Teil der Studie war auch die Frage, wie die Tierarztpraxis 2030 aussehen wird. Womit dürfen wir rechnen? In welchen Bereichen wird es die größten Veränderungen geben?
Dr. Stumpp: So weit können wir zwar nicht in die Zukunft sehen, aber der ­Fokus wird auf kundenfreundliche und technologisch modern ausgerichtete ­Praxen, Customer Experience, neue Kommunikationswege, digitale Geschäftsmodelle et cetera gerichtet sein. Tierärzte, die sich den digitalen Themen verschließen, werden bedauerlicherweise den Anschluss verlieren.

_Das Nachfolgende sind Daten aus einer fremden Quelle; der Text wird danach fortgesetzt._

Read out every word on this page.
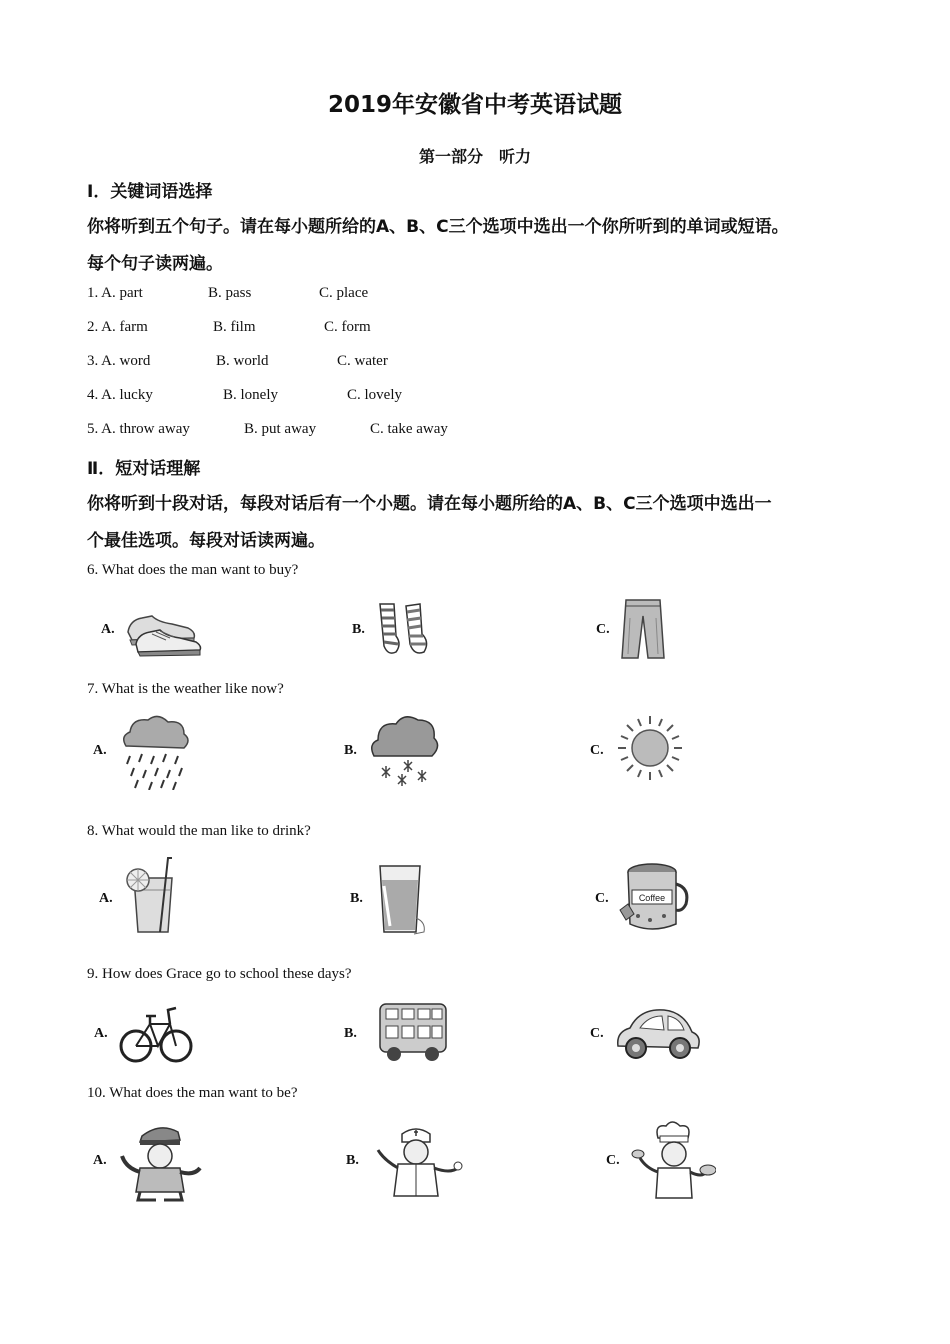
2019年安徽省中考英语试题
第一部分　听力
I．关键词语选择
你将听到五个句子。请在每小题所给的A、B、C三个选项中选出一个你所听到的单词或短语。
每个句子读两遍。
1. A. part	B. pass	C. place
2. A. farm	B. film	C. form
3. A. word	B. world	C. water
4. A. lucky	B. lonely	C. lovely
5. A. throw away	B. put away	C. take away
Ⅱ．短对话理解
你将听到十段对话，每段对话后有一个小题。请在每小题所给的A、B、C三个选项中选出一
个最佳选项。每段对话读两遍。
6. What does the man want to buy?
A.	B.	C.
7. What is the weather like now?
A.	B.	C.
8. What would the man like to drink?
A.	B.	C.	Coffee
9. How does Grace go to school these days?
A.	B.	C.
10. What does the man want to be?
A.	B.	C.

Im Bereich der Brancheninnovationen sind Unternehmen des Silicon Valley Vorreiter. Mit der Klinik Modern Animal wurde das Geschäftsmodell der Tierarztpraxis auf neue Füße gestellt; die Idee dazu wurde aus den veränderten Bedingungen in der Coronazeit geboren. Dabei nutzen die Tierhalter eine App, um einen Termin zu bekommen. Dann fahren sie vor die Praxis, dort wird das Tier von einem Mitarbeiter unter Einhaltung aller Sicherheitsvorkehrungen aus dem Auto abgeholt und geht mit diesem in die Ordination. Eine Videoschaltung mit dem Tierhalter wird aufgebaut, dann findet die Behandlung über Videocall statt. Tierhalter können auch in Zeiten von Corona live bei der Untersuchung dabei sein. Was ist das Geschäftsmodell? Die Tierhalter schließen ein Abomodell ab. Sie zahlen einen monatlichen Beitrag und können in dieser Zeit auf Leistungen der Tierarztpraxis zugreifen.
 
Hubertus Keimer: Bis 2030 ist es nicht mehr lange hin. Wir leben schon jetzt in einer digitalen Welt. Die Prozesse kommen nicht auf Hauruck, sondern die Veränderungen haben bereits begonnen und werden sich über einen längeren Zeitraum erstrecken. Es hat sich schon viel entwickelt, es gibt einige Vorreiter, aber nicht alle machen mit. Es sollte niemand Angst vor der Digitalisierung haben. Angst ist eine Bremse – wir sollten aber den Motor am Laufen halten. Mit einer gesunden Portion Neugier und Aufgeschlossenheit gilt es, die Möglichkeiten der Digitalisierung für sich zu nutzen. Jeder sollte mitmachen und am besten gleich beginnen. Das kann auch mit kleinen Schritten sein, aber ein baldiger Start ist wichtig, damit die tiermedizinische Philosophie und Zielsetzung nicht auf der Strecke bleiben und von anderen fremdbestimmt werden.